Apr. 21st, 2024

sdi: Oil painting of the Heliconian Muse whispering inspiration to Hesiod. (Default)

My first deep dive into spirituality came fourteen years ago or so when I stumbled across Stephen Mitchell's translation of the Tao Te Ching in a bookstore. This was a balm for the injuries sustained in my abusive, fundamentalist upbringing, and I spent the next few years studying Taoism as deeply as I could. For some reason, even though I read quite a bit, I never came around to studying the I Ching—I just wasn't ready for it, I guess, since it took most of a decade for me to open up enough to take up the tarot (which didn't work out very well) and geomancy (which did).

The I Ching has just sorta been sitting there in the background, quietly waiting for me. My family is presently in the middle of moving to Colorado, and my copy of the I Ching is stuffed away in a box somewhere, so I figured it wasn't the time to try taking up anything new... but I suppose there's something in the air, here, since when we visited here last autumn, I was led to a Taoist Feng Shui book; and just yesterday a copy of The Fortune Teller's I Ching jumped out at me at the local library's annual book sale. I took this as a hint that I should go ahead and play with it: not really for anything serious, since I can use geomancy for important questions, but more as an avenue for exploring Taoism more deeply once again.

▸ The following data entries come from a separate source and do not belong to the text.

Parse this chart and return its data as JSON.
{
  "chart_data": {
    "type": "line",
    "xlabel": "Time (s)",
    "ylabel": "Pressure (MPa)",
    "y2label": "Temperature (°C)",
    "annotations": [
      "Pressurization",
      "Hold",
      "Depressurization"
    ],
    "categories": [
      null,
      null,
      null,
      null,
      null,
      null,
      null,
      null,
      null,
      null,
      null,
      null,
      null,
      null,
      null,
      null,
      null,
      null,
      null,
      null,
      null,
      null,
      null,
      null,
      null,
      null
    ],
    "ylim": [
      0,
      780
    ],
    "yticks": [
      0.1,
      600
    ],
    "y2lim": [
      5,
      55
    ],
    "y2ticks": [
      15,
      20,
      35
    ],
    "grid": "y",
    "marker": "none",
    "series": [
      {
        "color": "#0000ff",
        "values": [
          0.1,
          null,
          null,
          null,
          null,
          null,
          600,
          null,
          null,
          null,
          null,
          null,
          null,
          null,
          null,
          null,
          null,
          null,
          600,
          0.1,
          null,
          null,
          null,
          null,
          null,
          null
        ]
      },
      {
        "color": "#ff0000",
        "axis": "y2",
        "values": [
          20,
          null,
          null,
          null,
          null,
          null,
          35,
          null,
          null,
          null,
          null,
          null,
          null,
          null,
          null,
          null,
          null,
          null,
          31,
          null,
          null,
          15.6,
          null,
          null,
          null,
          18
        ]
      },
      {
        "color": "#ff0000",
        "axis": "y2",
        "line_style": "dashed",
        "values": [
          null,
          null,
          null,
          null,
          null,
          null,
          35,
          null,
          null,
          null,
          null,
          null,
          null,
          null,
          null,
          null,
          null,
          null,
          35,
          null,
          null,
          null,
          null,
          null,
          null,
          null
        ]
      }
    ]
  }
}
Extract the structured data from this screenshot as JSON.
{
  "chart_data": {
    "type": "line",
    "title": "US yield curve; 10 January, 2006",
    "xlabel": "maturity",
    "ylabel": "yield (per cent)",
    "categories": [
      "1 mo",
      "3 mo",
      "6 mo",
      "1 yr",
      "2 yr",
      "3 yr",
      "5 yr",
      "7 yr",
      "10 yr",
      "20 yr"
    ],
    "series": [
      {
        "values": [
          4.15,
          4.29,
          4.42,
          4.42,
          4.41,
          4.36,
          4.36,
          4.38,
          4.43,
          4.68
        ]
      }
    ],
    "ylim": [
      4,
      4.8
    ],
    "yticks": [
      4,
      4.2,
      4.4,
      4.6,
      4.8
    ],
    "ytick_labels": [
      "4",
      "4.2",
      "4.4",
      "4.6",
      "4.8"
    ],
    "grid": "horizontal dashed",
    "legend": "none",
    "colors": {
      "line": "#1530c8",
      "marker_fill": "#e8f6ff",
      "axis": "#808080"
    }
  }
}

So I thought I'd start putting the oracle through it's paces by asking the obvious question: "How can I expect my study of the I Ching to proceed?"

45: To Collect. Success. The king approaches the temple. It is good to see the great man. There will be success. It is good to behave properly. The use of large offerings brings good fortune. To move forward in any direction will also bring good fortune.

Top six moves. He sighs and weeps floods of tears. There will be no mistakes.

I am disciplined, I am committed to the work, and the path before me is easy. I will have success, but what comes easily doesn't last.

Do you know the story of the man who lost his horse? It's an old and famous parable from the Huainanzi, written a bit over two millennia ago. It's about a farmer who has various things happen to him, and the apparently good things turn out to be bad, and the apparently bad things turn out to be good. He simply does his best in the moment, and is successful in a way, since he never suffers any harm... but, on the other hand, neither does he see any material benefit from the "good" things that happen. His true success is the perspective he has to see through the illusion of each occurrence. This reading feels a bit like that to me: what success is to be found is abstract, rather than concrete. Studying geomancy required a lot of effort, and granted rewards commensurate with that effort; but since I've already put in all that work, studying the I Ching will go much easier but not really move the needle in my life, since I already have the tools I need.

Still, though, it's fun. Why not play a game with my angel?